"You will find it true. The dealer has paid me
half the money to-night, and will pay me the other half to-morrow when
he packs it up and takes it away to Munich. No doubt it is worth a
great deal more--at least I suppose so, as he gives that--but beggars
cannot be choosers. The little black stove in the kitchen will warm
you all just as well. Who would keep a gilded, painted thing in a poor
house like this, when one can make two hundred florins by it?
Dorothea, you never sobbed more when your mother died. What is it,
when all is said?--a bit of hardware, much too grand-looking for such
a room as this. If all the Strehlas had not been born fools it would
have been sold a century ago, when it was dug up out of the ground.
'It is a stove for a museum,' the trader said when he saw it. 'To a
museum let it go.'"
August gave a shrill shriek like a hare's when it is caught for its
death, and threw himself on his knees at his father's feet.

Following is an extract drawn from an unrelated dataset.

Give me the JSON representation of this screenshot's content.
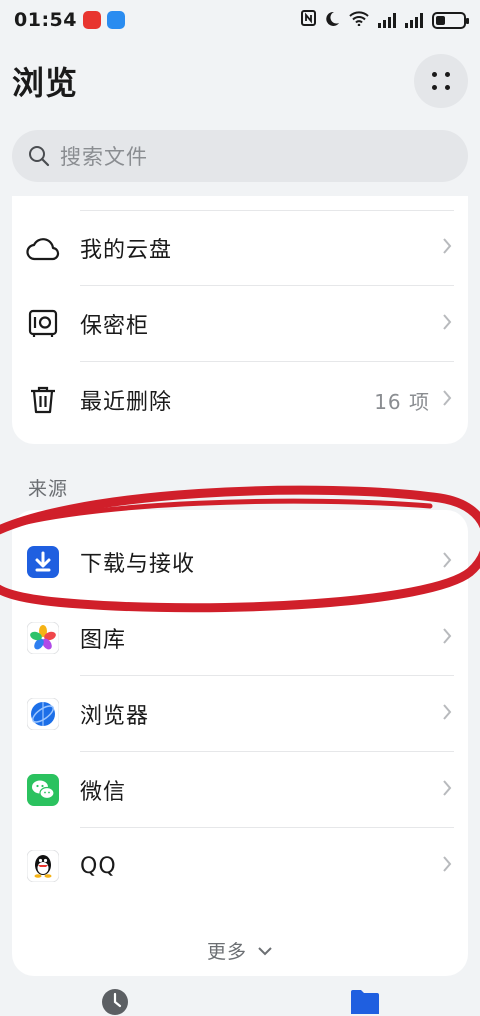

"Oh, father, father!" he cried, convulsively, his hands closing on
Strehla's knees, and his uplifted face blanched and distorted with
terror. "Oh, father, dear father, you cannot mean what you say? Send
_it_ away--our life, our sun, our joy, our comfort? we shall all die
in the dark and the cold. Sell _me_ rather. Sell me to any trade or
any pain you like; I will not mind. But Hirschvogel! it is like
selling the very cross off the altar! You must be in jest. You could
not do such a thing--you could not--you who have always been gentle
and good, and who have sat in the warmth here year after year with our
mother.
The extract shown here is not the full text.